Step by step recipe
Toast the 240 grams of almonds in a pan or in the oven until they have acquired a lightly toasted tone. This will help add flavor to the candy.
In a saucepan, combine the 240 grams of sugar, the 25 grams of invert sugar, and a pinch of salt.
Stir and heat over low heat until caramel begins to form.
Add the almonds and stir with a wooden spoon so that all the ingredients are mixed.
Put into individual molds or a large one, cutting the sweet into smaller portions when it has cooled and hardened.
If you want to make a chocolate pistachio garnish, add 200 grams of peeled and toasted pistachios to the caramel instead of the almond. When the guilloche has cooled, dip the bottom of the candy in melted chocolate and let it cool.
To make a dried fruit garnish, choose the ones you like best – walnuts, raisins, blueberries, peanuts, hazelnuts – and add them when the caramel is forming. Then spread the mixture into the molds and let it cool.

Complete recipe
Guirlache is a sweet that is typical of the areas of Aragon, Catalonia, and the Valencian Community. It is believed that the guilloche arose during medieval times and that it has Arab origin due to the fact that it bears a great similarity to the nougat or the Proven├žal nougat. As for its name, guilloche derives from the French term ‘grillage’, which means toasted. And it is that although it is a typical sweet of Spain, it was the French who made it popular in the territories of the former Crown of Aragon during the 19th century. Normally, the guilloche is usually prepared as a Christmas sweet, although it is increasingly common to see it decorating other types of desserts or cakes. When preparing it, many variants of the traditional recipe can be found, since in each locality local products are added; However, what does not change is its base made from sugar, water, and almonds. With this simple recipe, you can also prepare your own homemade garnish and surprise your sweet tooth with it.

To start preparing the most traditional version of guilloche, the first thing to do is toast the almonds a little so that they add a greater flavor to the sweet.

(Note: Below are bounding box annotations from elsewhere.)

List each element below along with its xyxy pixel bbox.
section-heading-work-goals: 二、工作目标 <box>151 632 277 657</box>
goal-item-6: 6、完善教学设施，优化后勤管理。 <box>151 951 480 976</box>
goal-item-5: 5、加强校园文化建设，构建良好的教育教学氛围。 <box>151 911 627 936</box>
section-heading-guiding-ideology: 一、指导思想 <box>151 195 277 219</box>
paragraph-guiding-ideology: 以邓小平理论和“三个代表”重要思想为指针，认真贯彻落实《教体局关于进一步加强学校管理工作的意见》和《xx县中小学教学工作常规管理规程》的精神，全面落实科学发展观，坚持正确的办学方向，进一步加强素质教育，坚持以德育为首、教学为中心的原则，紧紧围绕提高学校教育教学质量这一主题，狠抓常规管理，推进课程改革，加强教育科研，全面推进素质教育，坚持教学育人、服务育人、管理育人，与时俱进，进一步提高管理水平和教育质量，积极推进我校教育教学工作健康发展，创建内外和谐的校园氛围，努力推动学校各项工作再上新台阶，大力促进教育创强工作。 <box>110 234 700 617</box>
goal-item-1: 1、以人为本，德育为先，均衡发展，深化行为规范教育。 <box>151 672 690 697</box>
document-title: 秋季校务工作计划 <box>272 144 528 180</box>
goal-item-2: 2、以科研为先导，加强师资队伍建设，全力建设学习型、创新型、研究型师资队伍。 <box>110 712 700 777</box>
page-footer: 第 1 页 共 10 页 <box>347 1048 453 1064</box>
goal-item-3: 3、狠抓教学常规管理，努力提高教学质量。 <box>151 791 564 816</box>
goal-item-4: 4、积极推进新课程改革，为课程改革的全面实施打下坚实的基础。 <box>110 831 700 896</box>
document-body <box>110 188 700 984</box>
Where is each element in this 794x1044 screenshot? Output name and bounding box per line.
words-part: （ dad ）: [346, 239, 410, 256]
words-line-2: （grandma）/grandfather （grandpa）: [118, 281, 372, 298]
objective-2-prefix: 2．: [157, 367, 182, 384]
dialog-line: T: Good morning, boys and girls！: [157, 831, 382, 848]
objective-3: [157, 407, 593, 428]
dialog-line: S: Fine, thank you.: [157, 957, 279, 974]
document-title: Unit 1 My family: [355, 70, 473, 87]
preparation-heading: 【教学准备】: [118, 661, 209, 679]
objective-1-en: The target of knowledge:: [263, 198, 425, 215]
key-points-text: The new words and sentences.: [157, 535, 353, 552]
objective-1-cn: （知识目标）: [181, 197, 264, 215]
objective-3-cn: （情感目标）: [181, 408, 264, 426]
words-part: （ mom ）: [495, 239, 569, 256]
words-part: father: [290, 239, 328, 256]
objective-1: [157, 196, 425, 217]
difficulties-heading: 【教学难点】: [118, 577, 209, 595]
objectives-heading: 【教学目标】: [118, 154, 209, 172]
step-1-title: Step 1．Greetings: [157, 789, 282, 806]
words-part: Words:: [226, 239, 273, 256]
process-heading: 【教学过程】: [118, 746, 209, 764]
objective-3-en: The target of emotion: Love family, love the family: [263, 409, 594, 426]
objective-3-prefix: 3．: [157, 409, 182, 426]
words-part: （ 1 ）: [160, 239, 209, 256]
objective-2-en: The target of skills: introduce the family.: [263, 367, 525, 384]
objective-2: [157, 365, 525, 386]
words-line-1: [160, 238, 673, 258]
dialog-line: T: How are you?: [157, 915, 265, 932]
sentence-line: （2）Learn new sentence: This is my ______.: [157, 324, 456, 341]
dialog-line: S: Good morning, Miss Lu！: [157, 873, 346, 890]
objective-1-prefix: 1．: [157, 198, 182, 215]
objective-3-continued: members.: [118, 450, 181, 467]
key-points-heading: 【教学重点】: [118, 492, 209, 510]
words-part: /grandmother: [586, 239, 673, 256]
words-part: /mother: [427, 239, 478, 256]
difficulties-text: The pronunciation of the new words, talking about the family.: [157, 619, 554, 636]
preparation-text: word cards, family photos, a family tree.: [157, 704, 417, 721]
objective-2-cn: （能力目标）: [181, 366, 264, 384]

You have two ways to do it: either in a pan over low heat or by putting them in the oven. In any case, you should be monitoring them continuously so that they do not burn. At the moment in which they have acquired a homogeneous toasted tone, you can remove them. Next, put the 240 grams of sugar, the 25 grams of invert sugar, and a pinch of salt in a saucepan.

Invert sugar, for those who do not know it, is a variety of sugar that is obtained through a chemical process in which sucrose is broken into its basic elements -glucose and fructose-. It is widely used in pastries and confectionery because it improves the fermentation of the different doughs, has more flavor, and provides a great anti-crystallizing effect. Invert sugar can be bought or easily prepared at home. For this, you will need to put 150 milliliters of water, 375 grams of sugar, and a small spoonful of lemon juice in a saucepan. Stir to combine all the ingredients and put it to heat over medium-high heat for about 10 minutes. After that time, remove it from the heat and let it temper for 15 minutes without stoppings to stir every little time. Next, add a teaspoon of baking soda and stir again. Let the mixture cool and you will see that as it warms, a layer of white will appear on the surface. Remove it with a spoon and, when it cools completely, you will have the invert sugar that you can keep in a glass jar for when you need it.